Word Breaker and Stemmer Sample
The lrsample sample includes an example IWordBreaker implementation, an example IStemmer implementation, and the DLL entry points and exports for the component. The word breaker implementation parses Unicode text based on the occurrence of white space and punctuation. The stemmer implementation uses a small, static custom dictionary to look up and generate inflected forms for words. The sample words are English words and their inflected forms.
The language resource code sample is located in mssdk\samples\winbase\indexing\lrsample (where mssdk is the directory where the Platform SDK is installed).
To build the sample
- Set the Lib environment variable to drive:\mssdk\Lib;%Lib% and the Include environment variable to drive:\mssdk\Include;%Include% (where drive is the drive on which you installed the Platform SDK).
- Open a command prompt window, and then change the directory to the source path of the sample.
- At the command prompt, type nmake to build the language resource DLL.
To register the sample
- Copy the language resource DLL, the lrsample.dll file, to your installation directory (for example, drive:\MyDLLs).
- At the command prompt, type regsvr32.exe drive:\MyDLLs\lrsample.dll to self-register the filter.
The word breaker and stemmer are available when Indexing Service starts.
- The word breaker is registered under class ID d225281a-7ca9-4a46-ae7d-c63a9d4815d4.
- The stemmer is registered under class ID 0a275611-aa4d-4b39-8290-4baf77703f55.
The class IDs for these and other word breakers and stemmers are located in the following registry location:
The samples are registered under the English language and the "English_Sample" sublanguage.
The following table shows source files for the lrsample sample and provides a short description for each file.
|Lrsample.cxx||C++ source file that contains the IWordBreaker interface implementation (CSampleWordBreaker), the IStemmer interface implementation (CSampleStemmer), and the DLL export functions|
|Lrsample.hxx||C++ header file that contains the class definitions for CSampleWordBreaker, CSampleStemmer, and CLanguageResrouceSampleCF, the class factory for the sample|
|Langreg.hxx||C++ header file that contains utilities for registering language resources|
|Lrsample.def||Definition file that contains definitions for DLL export functions|
|Minici.hxx||C++ header file that contains utility functions for the sample|
CSampleWordBreaker is the class implementation of the IWordBreaker interface. It implements a private method, CSampleWordBreaker::Tokenize, in addition to implementations for the public interface methods. CSampleWordBreaker::BreakText reads text from the text source, TEXT_SOURCE, and calls the Tokenize method on the contents of the text buffer. CSampleWordBreaker::Tokenize breaks text based on the accuracy of white space and word separators for this locale, as determined by a call to GetStringTypeW in the Microsoft Win32 APIs. CSampleWordBreaker::Tokenize also removes punctuation and makes the appropriate calls methods of the WordSink object.
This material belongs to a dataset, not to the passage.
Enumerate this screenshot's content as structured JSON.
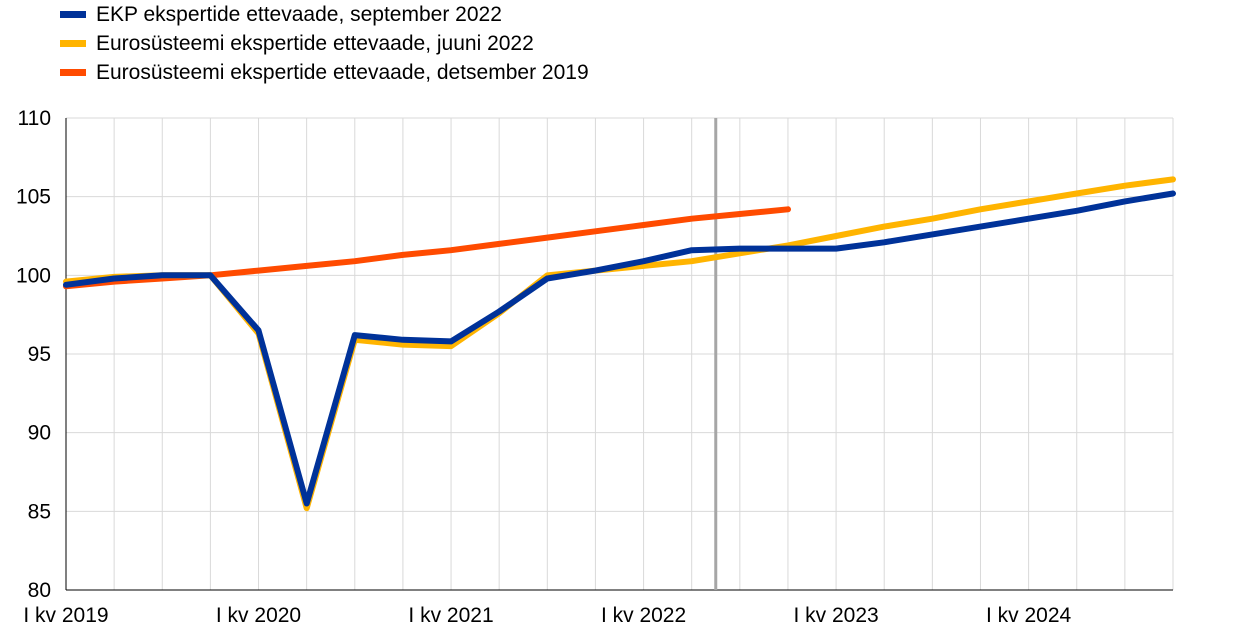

CSampleStemmer is the class implementation of the IStemmer interface. CSampleStemmer::GenerateWordForms takes input words and generates alternative, inflected, word forms for that word based on the contents of a small, custom dictionary contained in the aStemForms array. This stemmer implementation does not perform any morphological analysis in determining inflected forms for a word. The aStemForms array contains English words and their inflected forms. You can modify the array for words and alternative forms for any other inflected language. The custom dictionary is implemented as a static array in this sample to illustrate basic stemmer functionality. You should not expand or use this dictionary implementation in a production environment.
Error handling in the language resource sample is rudimentary. The sample handles only the most obvious error conditions. If you use the language resource as a basis for your own word breaker or stemmer, you must determine the additional error conditions that you must detect and handle.